Study Finds Opioid Medication Effective for Chronic Pain

By Pat Anson, Editor

Opioids have been used for thousands of years to provide relief from pain. But are they an effective treatment? Are they worth the risk of addiction? And do they improve quality of life?

Millions of chronic pain patients who use prescription opioids so that they can work, sleep, bathe and do simple household chores would quickly answer “Yes” to those questions.

But that’s a radical concept in an age of anti-opioid hysteria and propaganda. Prominent anti-opioid activists insist that “opioids are ineffective or can worsen both the pain and the long-term outcome." And the CDC's opioid prescribing guideline tells us there is “insufficient evidence to determine long-term benefits of opioid therapy for chronic pain.”  

Except now there’s a review that says opioids are effective and the evidence was there all along.

Researchers at Brown University and Tufts University School of Medicine analyzed 15 clinical studies performed for the Food and Drug Administration that looked at the effectiveness of opioids in treating chronic non-cancer pain. Their findings were just published in the Journal of Pain Research.

“The recent claims that opioids lack efficacy for chronic pain have created controversy among physicians, prescribers, regulators, scientists, and the general public,” wrote lead author Nathaniel Katz, MD, president of Analgesic Solutions and a professor of anesthesia at Tufts University.

“This review was, therefore, performed in order to gather together the key evidence to facilitate understanding opioid efficacy within the paradigm of FDA studies required for approval, and to perform a meta-analysis in order to quantify opioid efficacy for chronic pain.”

‘Ample Evidence’ Opioids Work

The authors are careful to note that they did not try to study or minimize the risks of opioids but were simply trying to reach “an accurate assessment of their benefits.” The 15 placebo controlled studies they reviewed evaluated the effectiveness of hydrocodone, oxycodone, tramadol and other opioids for up to 3 months.

What did they find?

“There is an ample evidence base supporting the efficacy of opioid analgesics for at least 3 months’ duration,” Katz wrote. “This evidence base is at least as large as that for any other class of analgesics, and analysis of responders demonstrates clinically meaningful improvements.”

Nearly two-thirds of the patients (63%) who participated in the 15 studies demonstrated “a clinically meaningful response” to opioids as a treatment for chronic pain. Their physical function only improved marginally, and researchers say there was no positive or negative effect on the patients’ mood. Interestingly, adverse effects were similar in the patients who took opioids and those who were given placebos.  

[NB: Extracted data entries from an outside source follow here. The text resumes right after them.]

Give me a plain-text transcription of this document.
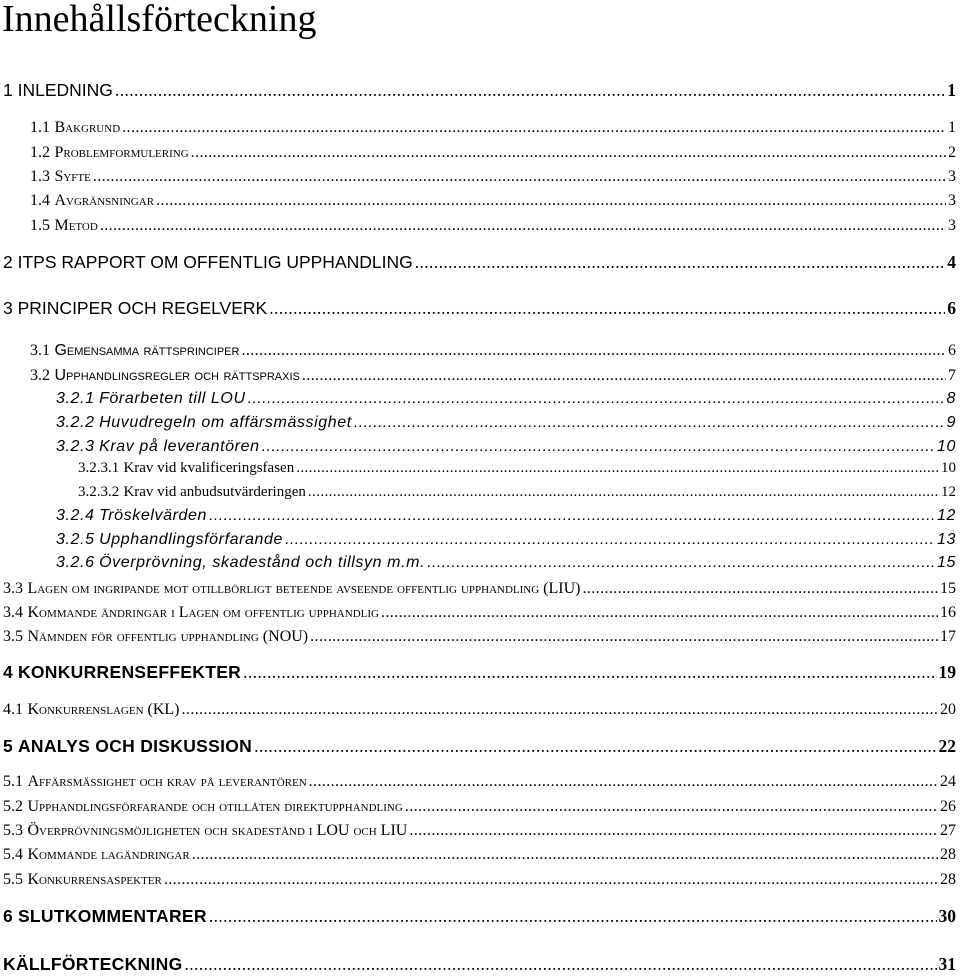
Innehållsförteckning
1 INLEDNING .....	1
1.1 Bakgrund .....	1
1.2 Problemformulering .....	2
1.3 Syfte .....	3
1.4 Avgränsningar .....	3
1.5 Metod .....	3
2 ITPS RAPPORT OM OFFENTLIG UPPHANDLING .....	4
3 PRINCIPER OCH REGELVERK .....	6
3.1 Gemensamma rättsprinciper .....	6
3.2 Upphandlingsregler och rättspraxis .....	7
3.2.1 Förarbeten till LOU .....	8
3.2.2 Huvudregeln om affärsmässighet .....	9
3.2.3 Krav på leverantören .....	10
3.2.3.1 Krav vid kvalificeringsfasen .....	10
3.2.3.2 Krav vid anbudsutvärderingen .....	12
3.2.4 Tröskelvärden .....	12
3.2.5 Upphandlingsförfarande .....	13
3.2.6 Överprövning, skadestånd och tillsyn m.m. .....	15
3.3 Lagen om ingripande mot otillbörligt beteende avseende offentlig upphandling (LIU) .....	15
3.4 Kommande ändringar i Lagen om offentlig upphandlig .....	16
3.5 Nämnden för offentlig upphandling (NOU) .....	17
4 KONKURRENSEFFEKTER .....	19
4.1 Konkurrenslagen (KL) .....	20
5 ANALYS OCH DISKUSSION .....	22
5.1 Affärsmässighet och krav på leverantören .....	24
5.2 Upphandlingsförfarande och otillåten direktupphandling .....	26
5.3 Överprövningsmöjligheten och skadestånd i LOU och LIU .....	27
5.4 Kommande lagändringar .....	28
5.5 Konkurrensaspekter .....	28
6 SLUTKOMMENTARER .....	30
KÄLLFÖRTECKNING .....	31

In short, the authors found no reason to abandon opioids as a treatment for chronic pain.

“While the effectiveness of existing treatments for chronic pain leaves plenty of room for improvement, and considering that only a small minority of patients do not experience clinically meaningful treatment response, discarding all analgesics approved for chronic pain contradicts numerous treatment guidelines, international treatment guidelines, widespread patients experience, and the FDA approval process,” they wrote.   

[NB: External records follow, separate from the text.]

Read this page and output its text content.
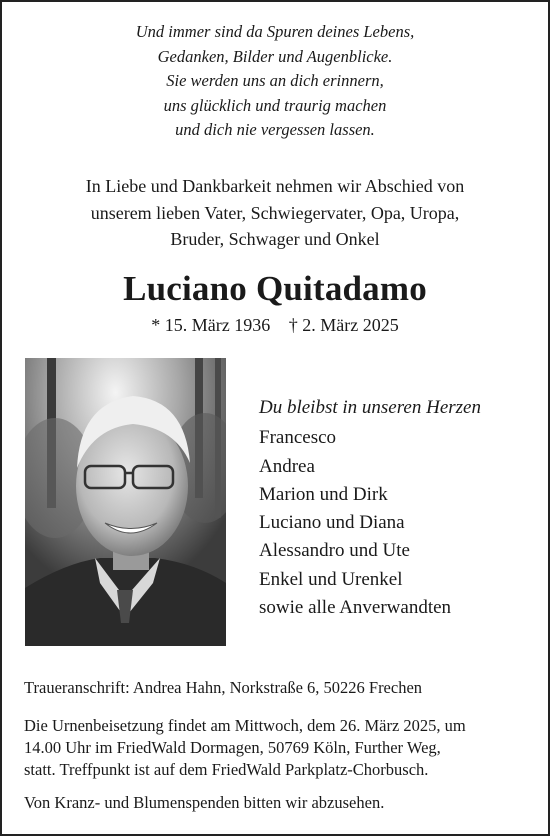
Und immer sind da Spuren deines Lebens,
Gedanken, Bilder und Augenblicke.
Sie werden uns an dich erinnern,
uns glücklich und traurig machen
und dich nie vergessen lassen.
In Liebe und Dankbarkeit nehmen wir Abschied von
unserem lieben Vater, Schwiegervater, Opa, Uropa,
Bruder, Schwager und Onkel
Luciano Quitadamo
* 15. März 1936 † 2. März 2025
Du bleibst in unseren Herzen
Francesco
Andrea
Marion und Dirk
Luciano und Diana
Alessandro und Ute
Enkel und Urenkel
sowie alle Anverwandten
Traueranschrift: Andrea Hahn, Norkstraße 6, 50226 Frechen
Die Urnenbeisetzung findet am Mittwoch, dem 26. März 2025, um
14.00 Uhr im FriedWald Dormagen, 50769 Köln, Further Weg,
statt. Treffpunkt ist auf dem FriedWald Parkplatz-Chorbusch.
Von Kranz- und Blumenspenden bitten wir abzusehen.
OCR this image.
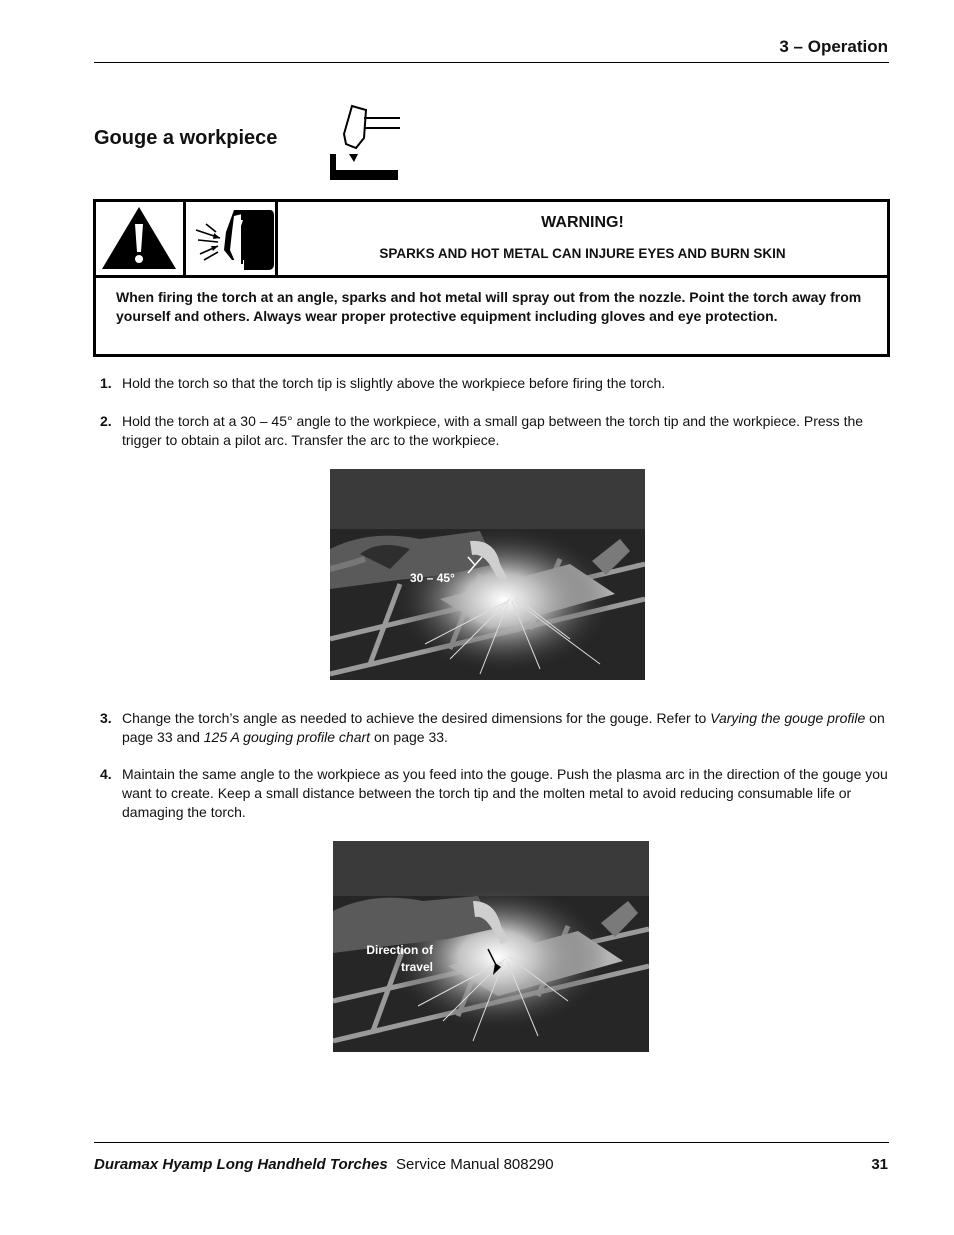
3 – Operation
Gouge a workpiece
WARNING!
SPARKS AND HOT METAL CAN INJURE EYES AND BURN SKIN
When firing the torch at an angle, sparks and hot metal will spray out from the nozzle. Point the torch away from yourself and others. Always wear proper protective equipment including gloves and eye protection.
1. Hold the torch so that the torch tip is slightly above the workpiece before firing the torch.
2. Hold the torch at a 30 – 45° angle to the workpiece, with a small gap between the torch tip and the workpiece. Press the trigger to obtain a pilot arc. Transfer the arc to the workpiece.
30 – 45°
3. Change the torch’s angle as needed to achieve the desired dimensions for the gouge. Refer to Varying the gouge profile on page 33 and 125 A gouging profile chart on page 33.
4. Maintain the same angle to the workpiece as you feed into the gouge. Push the plasma arc in the direction of the gouge you want to create. Keep a small distance between the torch tip and the molten metal to avoid reducing consumable life or damaging the torch.
Direction of
travel
Duramax Hyamp Long Handheld Torches Service Manual 808290	31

Critics will no doubt question why the authors only reviewed studies that lasted 3 months or less. The answer is that high quality, placebo controlled studies longer than that simply don’t exist. Long term safety and efficacy studies are not required for a drug to get FDA approval -- which is why many anti-opioid activists and the CDC claim there is “no evidence” or "insufficient evidence" that opioids work long-term. It's also a misleading statement, because non-opioid pain medications and alternative treatments are not studied for long periods either.   

“The reason for the 3 months isn't because there aren't good studies that go beyond 3 months but that 3 months is the period of time the FDA requires for efficacy studies.  It is the regulatory standard for assessing long-term efficacy of placebo-controlled studies in chronic pain conditions,” explains pain management expert Lynn Webster, MD, who is vice president of Scientific Affairs at PRA Health Sciences. 

Webster says there are technical and ethical reasons researchers do not conduct longer studies of analgesics.

“It is very difficult to conduct longer studies that are placebo controlled because of the number of dropouts in the placebo arm and the ethical concerns of denying patients access to treatment," he told PNN. "It is true there aren't placebo-controlled studies longer than 3 months but there are extended open label studies that are 12 months.  As the article states, these extension studies show the efficacy (of opioids) is maintained.”  

Katz and his colleagues have worked as consultants to Endo, Pfizer, Purdue Pharma and other opioid makers, which they disclose in their article. Funding for the study was provided by Analgesic Solutions and several pharmaceutical companies.